Overall, these observations highlight the importance of not only the choice of distance metric—which in this case appears to have a minimal impact on ranking—but also the need to ensure that the embedding model can reliably distinguish among all target identities.

---

#### **Task 3: Assignment Instructions:**

Report the rank positions of the five probe's associated gallery images. Note your observations.

In [7]:
# Task 3: Report rank positions of the probe's associated gallery images

print("\n--- Rank Positions for Correct Gallery Matches ---\n")
for person, metrics in probe_results.items():
    print(f"Probe Image: {person}")
    for metric, results_list in metrics.items():
        rank_found = None
        # Iterate over the sorted list for the current metric.
        for rank, (dist_val, gallery_entry) in enumerate(results_list, start=1):
            # Check if the gallery image's identity matches the probe's identity.
            if gallery_entry["person"].lower() == person.lower():
                rank_found = rank
                break
        if rank_found is not None:
            print(f"  {metric} distance: Correct gallery image found at rank {rank_found}")
        else:
            print(f"  {metric} distance: No matching gallery image found in the gallery")
    print("-" * 60)



--- Rank Positions for Correct Gallery Matches ---

Probe Image: Drew_Barrymore
  euclidean distance: Correct gallery image found at rank 360
  dot_product distance: Correct gallery image found at rank 360
  cosine distance: Correct gallery image found at rank 360
  minkowski distance: Correct gallery image found at rank 377
------------------------------------------------------------
Probe Image: Warren_Buffett
  euclidean distance: Correct gallery image found at rank 521
  dot_product distance: Correct gallery image found at rank 521
  cosine distance: Correct gallery image found at rank 521
  minkowski distance: Correct gallery image found at rank 510
------------------------------------------------------------
Probe Image: Owen_Wilson
  euclidean distance: Correct gallery image found at rank 437
  dot_product distance: Correct gallery image found at rank 437
  cosine distance: Correct gallery image found at rank 437
  minkowski distance: Correct gallery image found at rank 444
---

#### Observations:
...place your observations and analysis in this Markdown cell...

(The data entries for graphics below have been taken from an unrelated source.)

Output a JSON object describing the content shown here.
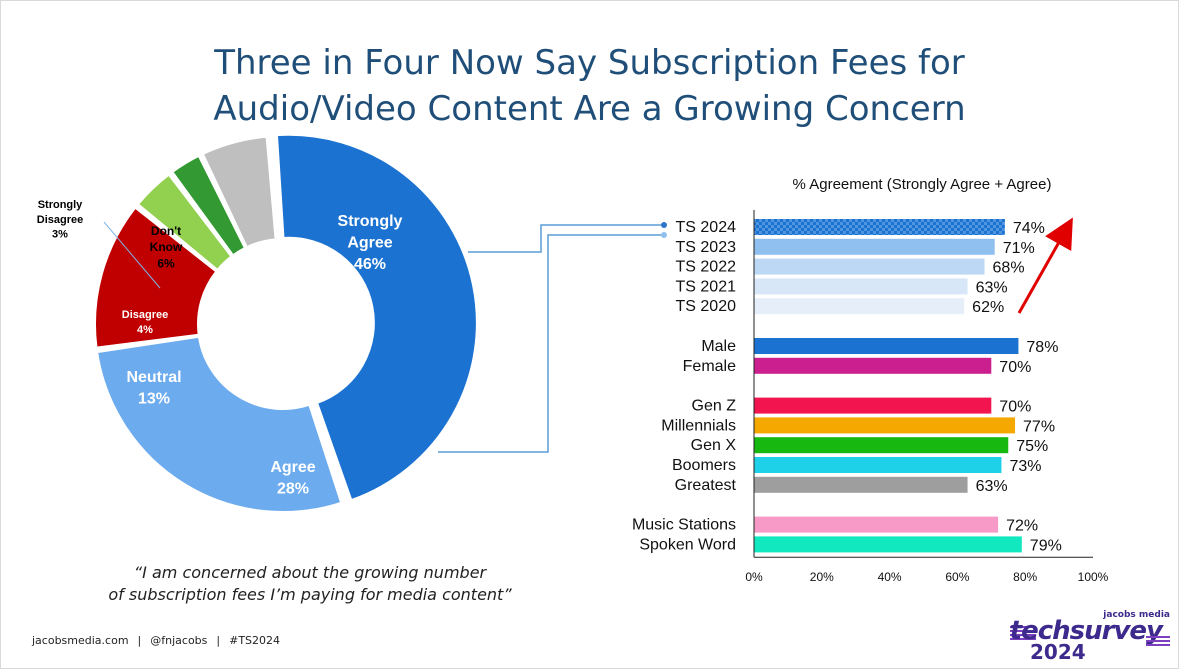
{
  "title_line1": "Three in Four Now Say Subscription Fees for",
  "title_line2": "Audio/Video Content Are a Growing Concern",
  "quote_line1": "“I am concerned about the growing number",
  "quote_line2": "of subscription fees I’m paying for media content”",
  "footer": {
    "site": "jacobsmedia.com",
    "handle": "@fnjacobs",
    "tag": "#TS2024"
  },
  "logo": {
    "small": "jacobs media",
    "main": "techsurvey",
    "year": "2024"
  },
  "chart_data": [
    {
      "type": "pie",
      "donut": true,
      "slices": [
        {
          "label": "Strongly Agree",
          "value": 46,
          "display": "46%",
          "color": "#1b72d1",
          "label_color": "#ffffff"
        },
        {
          "label": "Agree",
          "value": 28,
          "display": "28%",
          "color": "#6cabee",
          "label_color": "#ffffff"
        },
        {
          "label": "Neutral",
          "value": 13,
          "display": "13%",
          "color": "#c00000",
          "label_color": "#ffffff"
        },
        {
          "label": "Disagree",
          "value": 4,
          "display": "4%",
          "color": "#92d050",
          "label_color": "#ffffff"
        },
        {
          "label": "Strongly Disagree",
          "value": 3,
          "display": "3%",
          "color": "#339933",
          "label_color": "#000000"
        },
        {
          "label": "Don't Know",
          "value": 6,
          "display": "6%",
          "color": "#bfbfbf",
          "label_color": "#000000"
        }
      ]
    },
    {
      "type": "bar",
      "orientation": "horizontal",
      "title": "% Agreement (Strongly Agree + Agree)",
      "xlim": [
        0,
        100
      ],
      "ticks": [
        "0%",
        "20%",
        "40%",
        "60%",
        "80%",
        "100%"
      ],
      "groups": [
        [
          {
            "label": "TS 2024",
            "value": 74,
            "display": "74%",
            "color": "#1b72d1",
            "pattern": true
          },
          {
            "label": "TS 2023",
            "value": 71,
            "display": "71%",
            "color": "#8fc0f0"
          },
          {
            "label": "TS 2022",
            "value": 68,
            "display": "68%",
            "color": "#bcd8f5"
          },
          {
            "label": "TS 2021",
            "value": 63,
            "display": "63%",
            "color": "#d7e7f8"
          },
          {
            "label": "TS 2020",
            "value": 62,
            "display": "62%",
            "color": "#e6eff9"
          }
        ],
        [
          {
            "label": "Male",
            "value": 78,
            "display": "78%",
            "color": "#1b72d1"
          },
          {
            "label": "Female",
            "value": 70,
            "display": "70%",
            "color": "#cc1f8f"
          }
        ],
        [
          {
            "label": "Gen Z",
            "value": 70,
            "display": "70%",
            "color": "#f2144e"
          },
          {
            "label": "Millennials",
            "value": 77,
            "display": "77%",
            "color": "#f5a800"
          },
          {
            "label": "Gen X",
            "value": 75,
            "display": "75%",
            "color": "#17b80f"
          },
          {
            "label": "Boomers",
            "value": 73,
            "display": "73%",
            "color": "#1fd1e8"
          },
          {
            "label": "Greatest",
            "value": 63,
            "display": "63%",
            "color": "#9e9e9e"
          }
        ],
        [
          {
            "label": "Music Stations",
            "value": 72,
            "display": "72%",
            "color": "#f79ac7"
          },
          {
            "label": "Spoken Word",
            "value": 79,
            "display": "79%",
            "color": "#12e8c0"
          }
        ]
      ],
      "trend_arrow_color": "#e00000",
      "connector_color": "#5b9bd5"
    }
  ]
}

Here are some observations based on the rank positions of the correct gallery matches:

- **Distinctiveness in Embedding Space:**  
  Nelson_Mandela’s probe image is uniquely represented, as his corresponding gallery image is ranked 1 across all metrics. This suggests that his facial features are very distinctive in the embedding space.

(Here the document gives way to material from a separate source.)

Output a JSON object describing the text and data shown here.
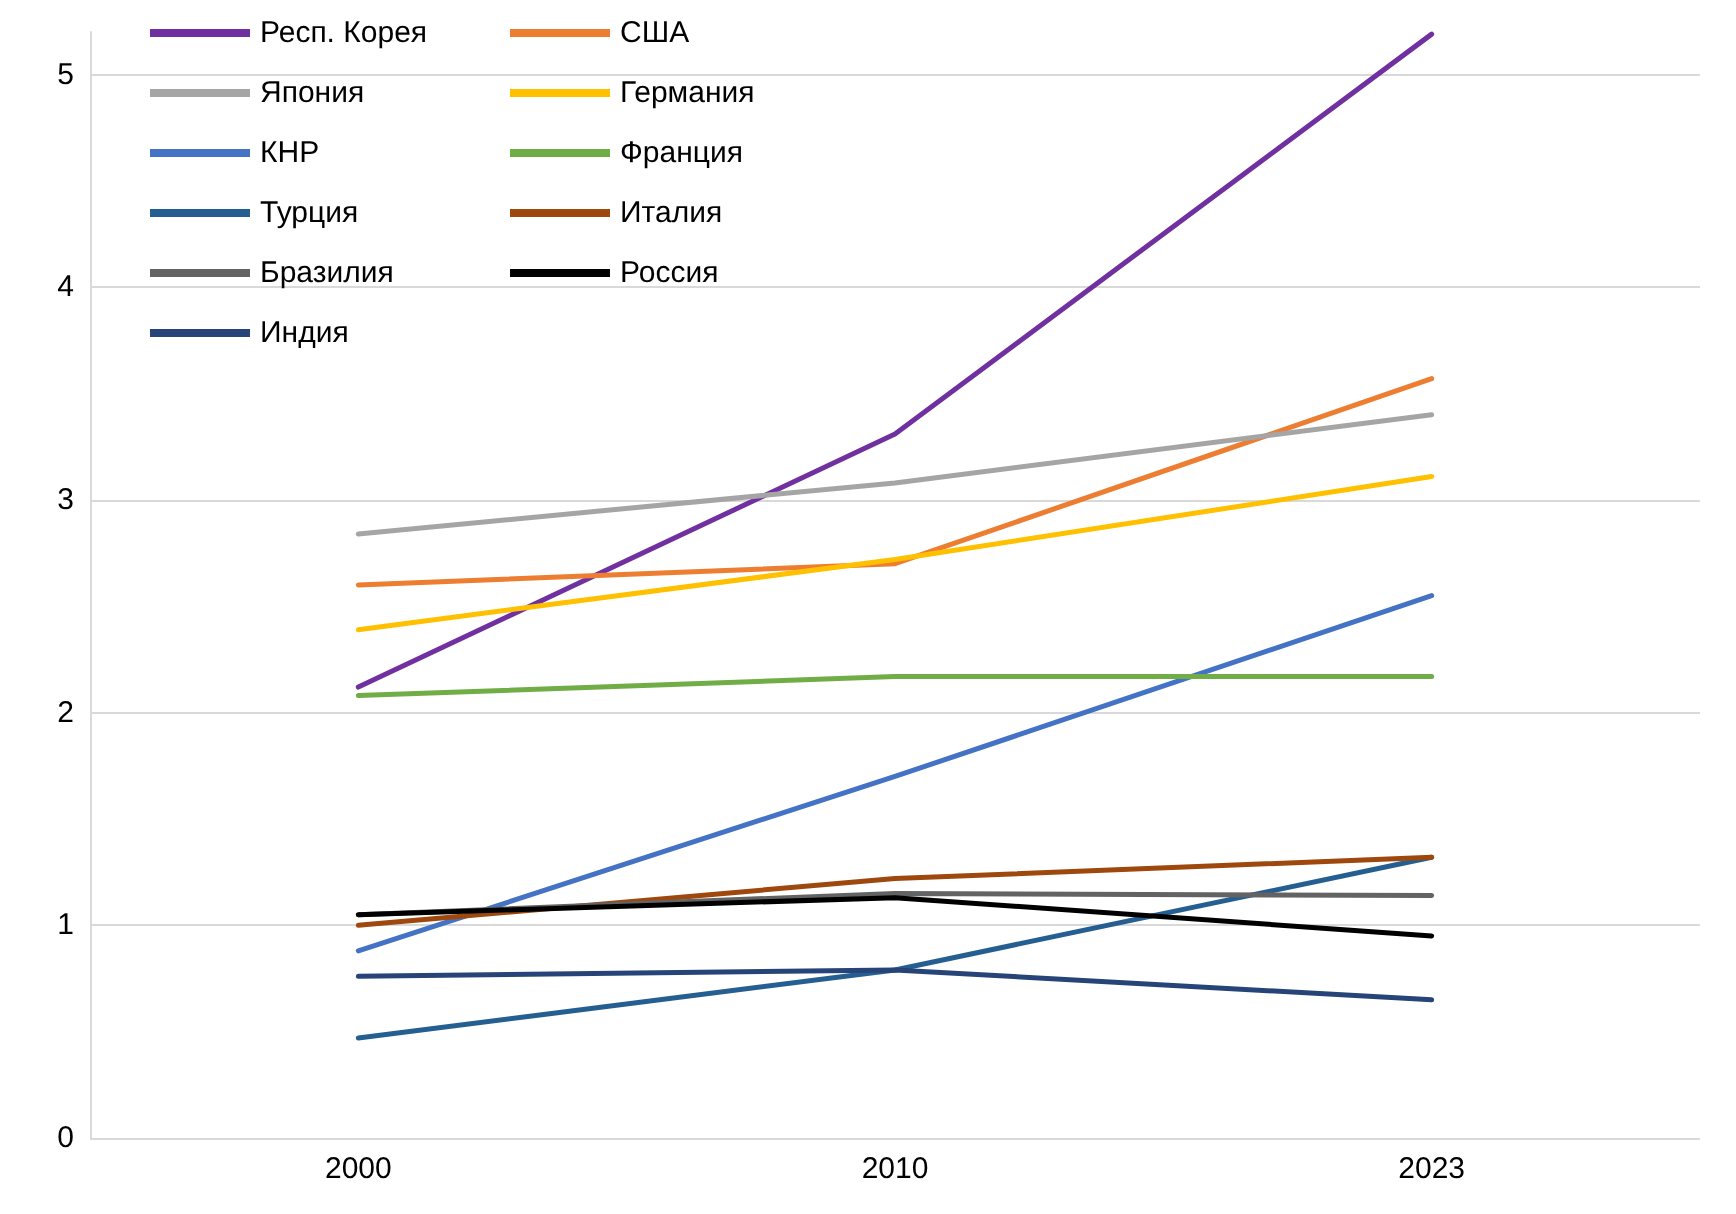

- **High Rank Positions for Some Identities:**  
  For Drew_Barrymore, Warren_Buffett, and Owen_Wilson, the correct gallery image appears very far down the sorted list (ranks 360, 521, and 437, respectively). This indicates that many other gallery images are deemed more similar than the true match, which might reflect overlapping features or a lack of distinctiveness for these individuals.

- **Metric Consistency:**  
  The rank positions are nearly identical across Euclidean, dot product, and cosine distances, with only minor variations for Minkowski. This consistency reinforces that the embedding space is structured similarly regardless of the distance measure used.

- **Intermediate Performance for Ian_Thorpe:**  
  Ian_Thorpe’s correct match appears at a relatively lower rank (rank 33 for most metrics and rank 26 for Minkowski), suggesting a better match compared to Drew_Barrymore, Warren_Buffett, and Owen_Wilson, yet not as distinct as Nelson_Mandela.

- **Implications for System Tuning:**  
  The large rank differences for certain identities imply that further fine-tuning of the embedding model, preprocessing steps, or even augmenting the gallery data might be necessary to improve discrimination—especially for those identities with very high rank positions.

Overall, while the embedding space shows consistency across different distance metrics, the variation in rank positions highlights that some identities are much better captured than others, pointing to potential areas for improvement in the system.